You are given an integer array nums where the i<sup>th</sup> bag contains nums[i] balls. You are also given an integer maxOperations.

You can perform the following operation at most maxOperations times:

• Take any bag of balls and divide it into two new bags with a positive number of balls.
  • For example, a bag of 5 balls can become two new bags of 1 and 4 balls, or two new bags of 2 and 3 balls.

Your penalty is the maximum number of balls in a bag. You want to minimize your penalty after the operations.

Return the minimum possible penalty after performing the operations.

Example 1:

Input: nums = [9], maxOperations = 2
Output: 3
Explanation: 
- Divide the bag with 9 balls into two bags of sizes 6 and 3. [9] -> [6,3].
- Divide the bag with 6 balls into two bags of sizes 3 and 3. [6,3] -> [3,3,3].
The bag with the most number of balls has 3 balls, so your penalty is 3 and you should return 3.

Example 2:

Input: nums = [2,4,8,2], maxOperations = 4
Output: 2
Explanation:
- Divide the bag with 8 balls into two bags of sizes 4 and 4. [2,4,8,2] -> [2,4,4,4,2].
- Divide the bag with 4 balls into two bags of sizes 2 and 2. [2,4,4,4,2] -> [2,2,2,4,4,2].
- Divide the bag with 4 balls into two bags of sizes 2 and 2. [2,2,2,4,4,2] -> [2,2,2,2,2,4,2].
- Divide the bag with 4 balls into two bags of sizes 2 and 2. [2,2,2,2,2,4,2] -> [2,2,2,2,2,2,2,2].
The bag with the most number of balls has 2 balls, so your penalty is 2, and you should return 2.

Constraints:

• 1 <= nums.length <= 10^5
• 1 <= maxOperations, nums[i] <= 10^9

Naive Approach

A brute-force solution would involve trying out every possible combination of divisions for each bag, but this would be extremely inefficient, especially given the constraints on the size of nums and the values within it.

Optimal Approach: Binary Search

The problem asks us to minimize the maximum number of balls in a bag after performing a limited number of operations. This structure strongly suggests using binary search. We can binary search for the minimum possible penalty. For a given penalty value, we check if it's possible to achieve that penalty within the allowed number of operations.

1. Define Search Space: The minimum possible penalty is 1, and the maximum possible penalty is the largest value in nums.
2. Binary Search: Pick a mid value within the search space (potential penalty).
3. Check Feasibility: For each bag, determine how many operations are needed to make the largest number of balls in the bag less than or equal to mid.

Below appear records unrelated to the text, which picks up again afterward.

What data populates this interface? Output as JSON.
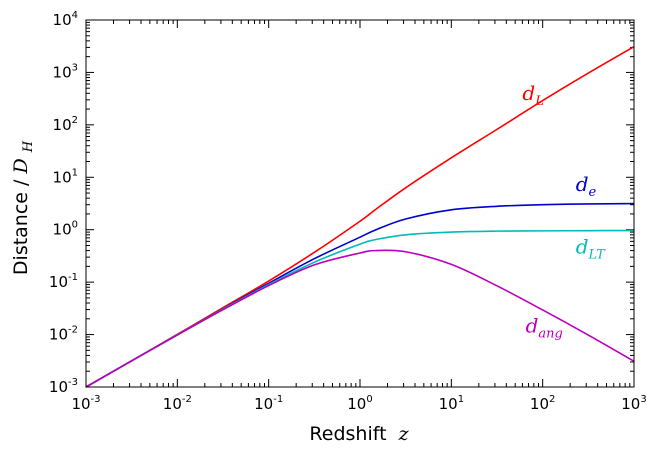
{
  "chart_data": {
    "type": "line",
    "title": "",
    "xscale": "log",
    "yscale": "log",
    "xlim": [
      0.001,
      1000
    ],
    "ylim": [
      0.001,
      10000
    ],
    "xlabel": {
      "text": "Redshift",
      "var": "z"
    },
    "ylabel": {
      "text": "Distance / ",
      "var": "D",
      "sub": "H"
    },
    "x_ticks": [
      {
        "value": 0.001,
        "base": "10",
        "exp": "-3"
      },
      {
        "value": 0.01,
        "base": "10",
        "exp": "-2"
      },
      {
        "value": 0.1,
        "base": "10",
        "exp": "-1"
      },
      {
        "value": 1,
        "base": "10",
        "exp": "0"
      },
      {
        "value": 10,
        "base": "10",
        "exp": "1"
      },
      {
        "value": 100,
        "base": "10",
        "exp": "2"
      },
      {
        "value": 1000,
        "base": "10",
        "exp": "3"
      }
    ],
    "y_ticks": [
      {
        "value": 0.001,
        "base": "10",
        "exp": "-3"
      },
      {
        "value": 0.01,
        "base": "10",
        "exp": "-2"
      },
      {
        "value": 0.1,
        "base": "10",
        "exp": "-1"
      },
      {
        "value": 1,
        "base": "10",
        "exp": "0"
      },
      {
        "value": 10,
        "base": "10",
        "exp": "1"
      },
      {
        "value": 100,
        "base": "10",
        "exp": "2"
      },
      {
        "value": 1000,
        "base": "10",
        "exp": "3"
      },
      {
        "value": 10000,
        "base": "10",
        "exp": "4"
      }
    ],
    "x": [
      0.001,
      0.00316,
      0.01,
      0.0316,
      0.1,
      0.316,
      1,
      1.5,
      3.16,
      10,
      31.6,
      100,
      316,
      1000
    ],
    "series": [
      {
        "key": "d_L",
        "name": "d",
        "sub": "L",
        "color": "#ff0000",
        "label_at": [
          60,
          300
        ],
        "values": [
          0.001,
          0.00316,
          0.0101,
          0.0325,
          0.105,
          0.37,
          1.45,
          2.47,
          6.3,
          23.5,
          82,
          290,
          970,
          3100
        ]
      },
      {
        "key": "d_e",
        "name": "d",
        "sub": "e",
        "color": "#0000cc",
        "label_at": [
          230,
          5.5
        ],
        "values": [
          0.001,
          0.00316,
          0.0099,
          0.0308,
          0.095,
          0.28,
          0.72,
          1.0,
          1.6,
          2.4,
          2.8,
          3.0,
          3.1,
          3.15
        ]
      },
      {
        "key": "d_LT",
        "name": "d",
        "sub": "LT",
        "color": "#00bbbb",
        "label_at": [
          230,
          0.35
        ],
        "values": [
          0.001,
          0.00316,
          0.0099,
          0.0305,
          0.09,
          0.24,
          0.53,
          0.65,
          0.8,
          0.9,
          0.94,
          0.95,
          0.96,
          0.965
        ]
      },
      {
        "key": "d_ang",
        "name": "d",
        "sub": "ang",
        "color": "#bb00bb",
        "label_at": [
          65,
          0.011
        ],
        "values": [
          0.001,
          0.00315,
          0.0098,
          0.0298,
          0.086,
          0.213,
          0.36,
          0.4,
          0.38,
          0.218,
          0.085,
          0.0295,
          0.0098,
          0.0031
        ]
      }
    ]
  }
}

This is done by calculating ceil(nums[i] / mid) - 1. Sum up these operations for all bags.
4. Adjust Search Space: If the total operations needed are less than or equal to maxOperations, then we can potentially reduce the penalty, so we move the high pointer to mid - 1. Otherwise, we need to increase the penalty, so we move the low pointer to mid + 1.
5. Return: When low > high, low will be the minimum possible penalty.

def minimumSize(nums, maxOperations):
    low = 1
    high = max(nums)

    while low <= high:
        mid = (low + high) // 2
        operationsNeeded = 0
        for num in nums:
            operationsNeeded += (num - 1) // mid  # Equivalent to ceil(num / mid) - 1

        if operationsNeeded <= maxOperations:
            high = mid - 1
        else:
            low = mid + 1

    return low

# Example Usage
nums = [2, 4, 8, 2]
maxOperations = 4
result = minimumSize(nums, maxOperations)
print(f"Minimum possible penalty: {result}")  # Output: 2

nums = [9]
maxOperations = 2
result = minimumSize(nums, maxOperations)
print(f"Minimum possible penalty: {result}")

Big O Analysis

• Time Complexity: O(N log M), where N is the number of bags (nums.length) and M is the maximum number of balls in a bag (max(nums)). The binary search takes O(log M) iterations, and in each iteration, we iterate through all the bags in O(N) time to calculate the number of operations needed.
• Space Complexity: O(1). The algorithm uses only a constant amount of extra space for variables like low, high, mid, and operationsNeeded.

Edge Cases

1. maxOperations = 0: If no operations are allowed, the minimum penalty is simply the maximum value in nums.
2. nums contains only one bag: The binary search will still work correctly.
3. nums contains very large numbers: The (num - 1) // mid calculation can handle large numbers without overflow because the intermediate values are integers.
4. All numbers in nums are small: The binary search will quickly converge to the optimal penalty.
5. maxOperations is very large: The binary search will still efficiently find the minimum penalty.